Des « …cellules cancéreuses qui rongent notre société de l’intérieur ». C’est ainsi qu’une activiste islamiste de Montréal (Samira Laouni*) a qualifié dans une lettre ouverte les quatre panélistes de la conférence du 25 janvier sur « Laïcité, genre et immigration : Mythes, réalité et stigmatisation », organisée par la Table des groupes de femmes de Montréal (TGFM).

Nous considérons ce discours comme étant haineux. Des « cellules cancéreuses », ça tue. Recourir à cette image est une tactique très révélatrice. Nous considérons qu’il s’agit d’une double stratégie : de marginalisation des voix libérales dans l’islam et de culpabilisation des voix critiques de l’islamisme dans la société majoritaire.

Ce discours haineux réagit par des insultes et des taxations d’« islamophobie » et de « xénophobie » à des points de vue solidement argumentés. Nous tenons à attirer l’attention de l’opinion publique au Québec sur le danger que certains milieux de l’activisme islamique s’accaparent la parole au nom de l’islam et montrent du doigt tout penseur libre qui ait un point de vue différent.

Les panélistes de la conférence du 25 janvier dernier avaient bien abordé l’ensemble des thèmes reliés à la conférence, notamment l’histoire de la laïcisation au Québec, l’intérêt de valeurs communes rassemblant les Québécois(e)s de diverses origines, les mythes entourant une perception misérabiliste des femmes musulmanes qui les réduit à « une histoire de voile », phénomène minoritaire alors que leur histoire est bien plus complexe, riche et diversifiée, la polysémie du voile qui s’oppose au paradigme dominant actuellement et selon lequel le voile représente « l’Expression » de la religion musulmane qui essentialise le groupe des femmes musulmanes, la stigmatisation de l’ensemble des femmes immigrées du fait du contexte intérieur - confronté à des demandes de nature religieuse - et extérieur, caractérisé par une montée des fondamentalismes religieux, en particulier du fondamentalisme islamique, l’existence d’un racisme systémique qui exclut certains groupes de la population d’une représentation à l’image de la diversité de la société québécoise, l’absence d’imputabilité des institutions québécoises face à la non-application des Programmes d’accès à l’égalité dans les institutions publiques et privées, la présentation de résultats partiels d’une tournée récente dans différentes régions du Québec démontrant que la question du port du voile ne constitue pas un enjeu prioritaire pour les Néo-Québécoises et, enfin, de l’urgence de se pencher sur les vrais enjeux de l’intégration des femmes immigrantes, qui passe avant tout par une intégration socioéconomique.

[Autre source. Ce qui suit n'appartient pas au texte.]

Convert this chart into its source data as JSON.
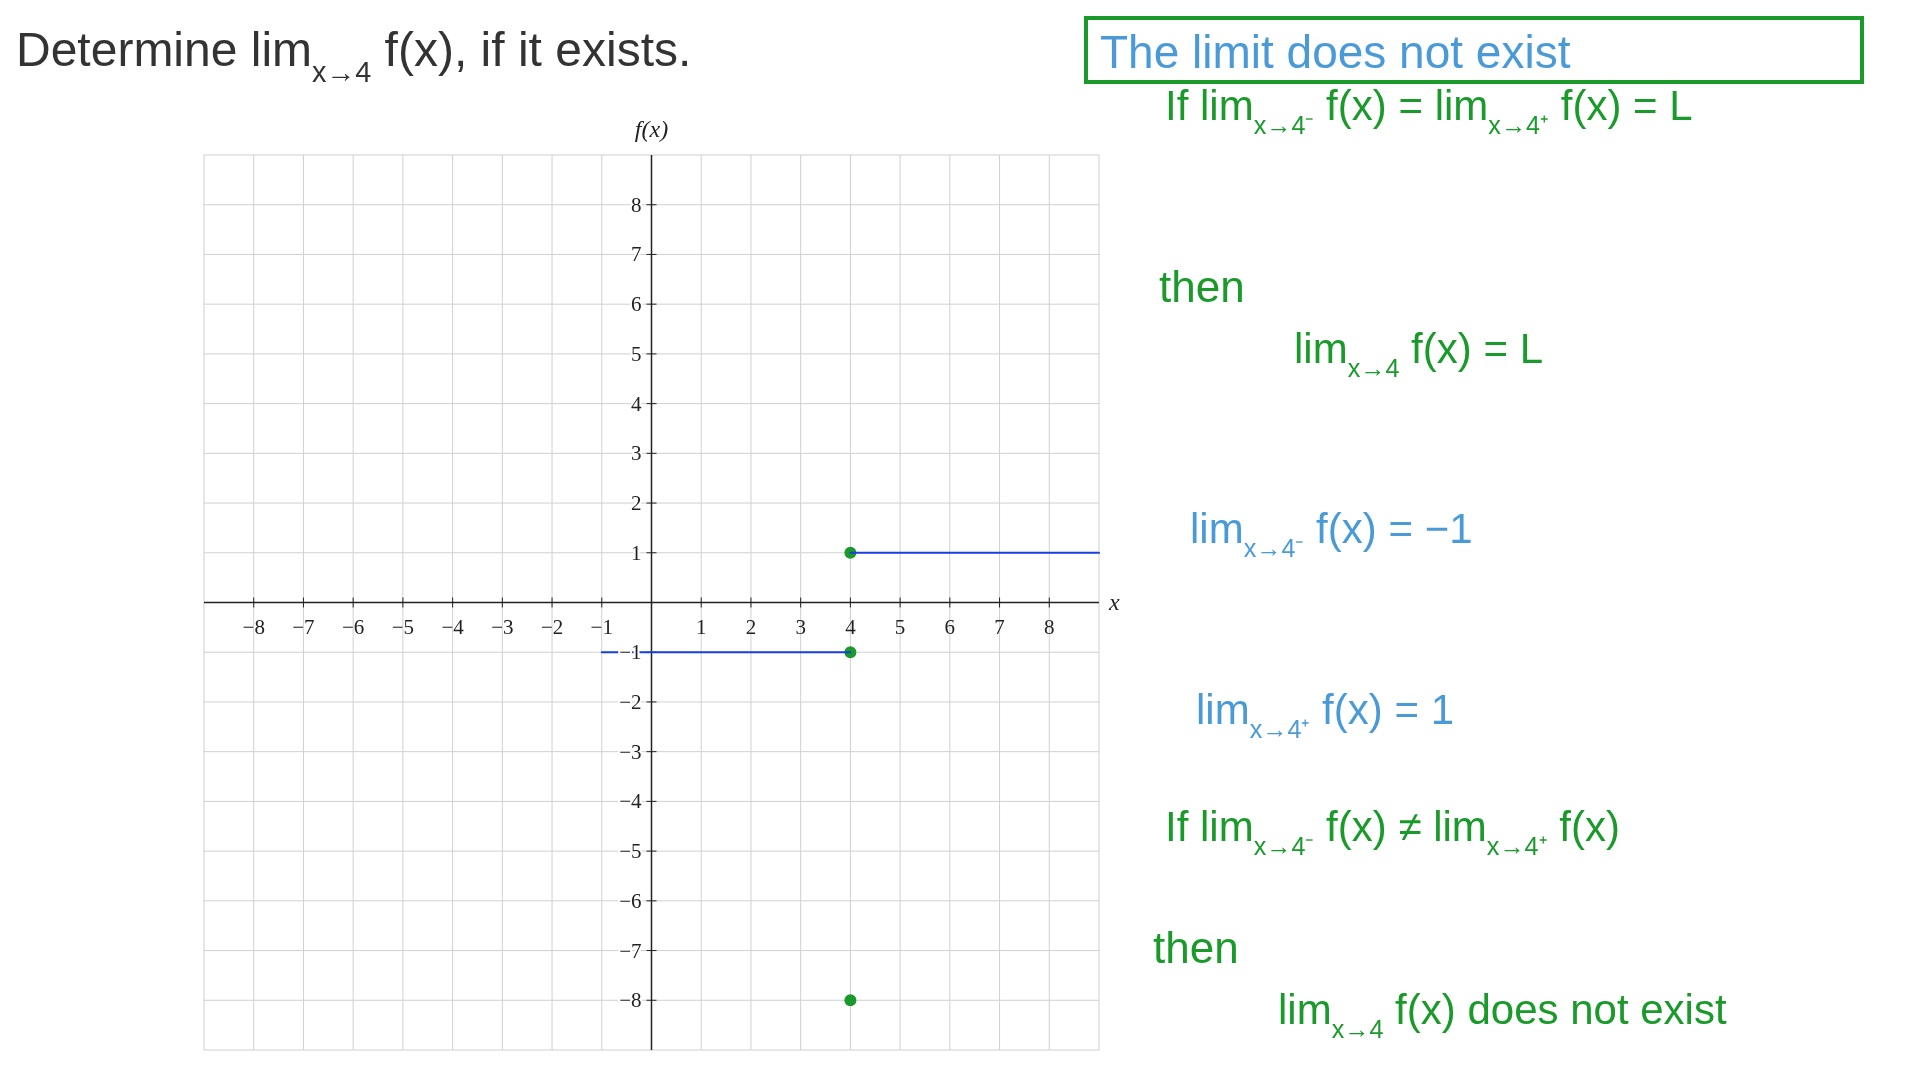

Il se trouve que parmi les panélistes à la conférence du 25 janvier, il y avait deux femmes d’origine et de culture musulmane qui ont fait la liaison entre la montée du phénomène d’un islam radical dans le monde et la montée du port du foulard islamique, y compris en Occident. Elles ont également considéré que selon les interprétations radicales de l’islam, couvrir le corps de la femme par le hijab (Les Coalisés, 59) vient à l’origine de la considération que le corps féminin est « souillure » (La Lumière, 30 et 31) et peut induire à la « fitna » (révolte contre Dieu.). Ceci a été dit, entre autres choses, dans le contexte bien plus large de cette conférence. Cependant, ces réflexions ont complètement été isolées de leur contexte.

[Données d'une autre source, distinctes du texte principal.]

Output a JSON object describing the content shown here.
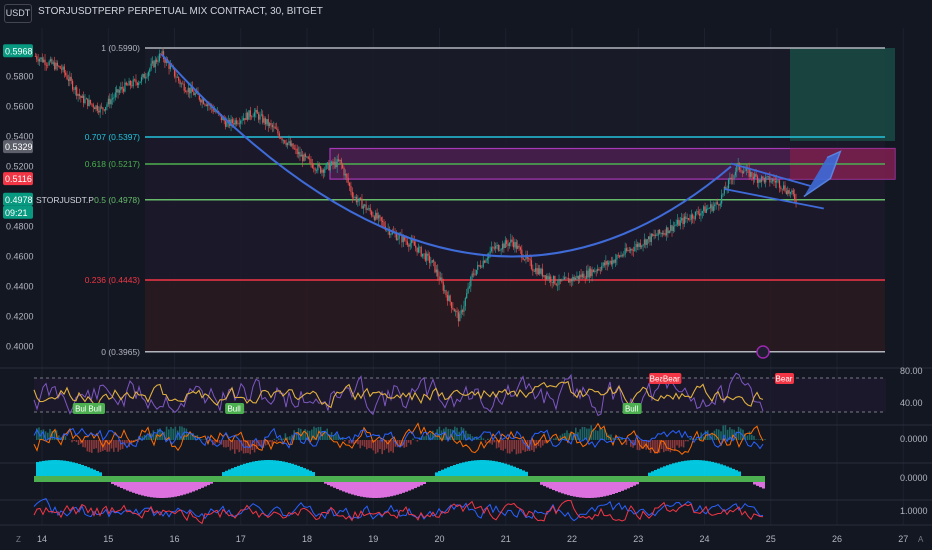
{
  "header": {
    "currency_badge": "USDT",
    "title": "STORJUSDTPERP PERPETUAL MIX CONTRACT, 30, BITGET"
  },
  "price_labels": {
    "high": "0.5968",
    "gray": "0.5329",
    "red": "0.5116",
    "current": "0.4978",
    "countdown": "09:21",
    "symbol": "STORJUSDT.P"
  },
  "colors": {
    "background": "#131722",
    "up": "#26a69a",
    "down": "#ef5350",
    "fib_1": "#b2b5be",
    "fib_707": "#22c3dc",
    "fib_618": "#4caf50",
    "fib_5": "#66bb6a",
    "fib_236": "#f23645",
    "fib_0": "#b2b5be",
    "curve": "#3f6bd9",
    "zone": "#9c27b0"
  },
  "chart_data": {
    "type": "candlestick",
    "price_axis": {
      "ylim": [
        0.3965,
        0.6035
      ],
      "ticks": [
        "0.5800",
        "0.5600",
        "0.5400",
        "0.5200",
        "0.4800",
        "0.4600",
        "0.4400",
        "0.4200",
        "0.4000"
      ]
    },
    "time_axis": {
      "ticks": [
        "14",
        "15",
        "16",
        "17",
        "18",
        "19",
        "20",
        "21",
        "22",
        "23",
        "24",
        "25",
        "26",
        "27"
      ]
    },
    "fib_levels": [
      {
        "ratio": "1",
        "value": 0.599,
        "label": "1 (0.5990)"
      },
      {
        "ratio": "0.707",
        "value": 0.5397,
        "label": "0.707 (0.5397)"
      },
      {
        "ratio": "0.618",
        "value": 0.5217,
        "label": "0.618 (0.5217)"
      },
      {
        "ratio": "0.5",
        "value": 0.4978,
        "label": "0.5 (0.4978)"
      },
      {
        "ratio": "0.236",
        "value": 0.4443,
        "label": "0.236 (0.4443)"
      },
      {
        "ratio": "0",
        "value": 0.3965,
        "label": "0 (0.3965)"
      }
    ],
    "price_path": [
      [
        13.9,
        0.5935
      ],
      [
        14.3,
        0.585
      ],
      [
        14.6,
        0.565
      ],
      [
        14.9,
        0.558
      ],
      [
        15.2,
        0.572
      ],
      [
        15.5,
        0.578
      ],
      [
        15.8,
        0.595
      ],
      [
        16.1,
        0.575
      ],
      [
        16.5,
        0.562
      ],
      [
        16.8,
        0.548
      ],
      [
        17.2,
        0.556
      ],
      [
        17.5,
        0.545
      ],
      [
        17.9,
        0.527
      ],
      [
        18.2,
        0.518
      ],
      [
        18.5,
        0.523
      ],
      [
        18.7,
        0.5
      ],
      [
        19.0,
        0.488
      ],
      [
        19.3,
        0.475
      ],
      [
        19.6,
        0.468
      ],
      [
        19.9,
        0.455
      ],
      [
        20.1,
        0.435
      ],
      [
        20.3,
        0.418
      ],
      [
        20.5,
        0.448
      ],
      [
        20.8,
        0.465
      ],
      [
        21.1,
        0.47
      ],
      [
        21.4,
        0.453
      ],
      [
        21.8,
        0.442
      ],
      [
        22.2,
        0.448
      ],
      [
        22.6,
        0.457
      ],
      [
        23.0,
        0.468
      ],
      [
        23.4,
        0.477
      ],
      [
        23.8,
        0.487
      ],
      [
        24.2,
        0.495
      ],
      [
        24.5,
        0.52
      ],
      [
        24.8,
        0.512
      ],
      [
        25.1,
        0.51
      ],
      [
        25.4,
        0.4978
      ]
    ],
    "rsi_panel": {
      "axis_labels": [
        "80.00",
        "40.00"
      ],
      "signals": [
        {
          "label": "Bull",
          "day": 14.6
        },
        {
          "label": "Bull",
          "day": 14.8
        },
        {
          "label": "Bull",
          "day": 16.9
        },
        {
          "label": "Bull",
          "day": 22.9
        },
        {
          "label": "Bear",
          "day": 23.3
        },
        {
          "label": "Bear",
          "day": 23.5
        },
        {
          "label": "Bear",
          "day": 25.2
        }
      ]
    },
    "osc_axis_labels": [
      "0.0000",
      "0.0000",
      "1.0000"
    ]
  }
}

Il est, à notre avis, dangereux que le « politiquement correct » au Québec aille dans le sens d’intimider toute voix qui apporte une analyse différente sur le port du voile et démontre son caractère oppressif ou considère encore que le Québec n’échappe pas à l’influence du phénomène du radicalisme islamique. Semble-t-il donc que c’est en train de devenir tabou au Québec de penser l’islam et les femmes musulmanes autrement, de prôner un modèle d’intégration citoyenne au lieu d’un modèle de communautarisme religieux. Les pressions de l’activiste Samira Laouni pour étouffer nos voix ne vont-elles pas à l’encontre de l’esprit d’une telle conférence et à l’encontre d’une société laïque et démocratique où s’exerce la liberté de conscience et d’Opinion ?! C’est pourtant cela la démocratie et c’est cela qui permet un débat éclairé même si certains propos ne sont pas considérés comme « politiquement correct » par certaines islamistes et une minorité de féministes présentes.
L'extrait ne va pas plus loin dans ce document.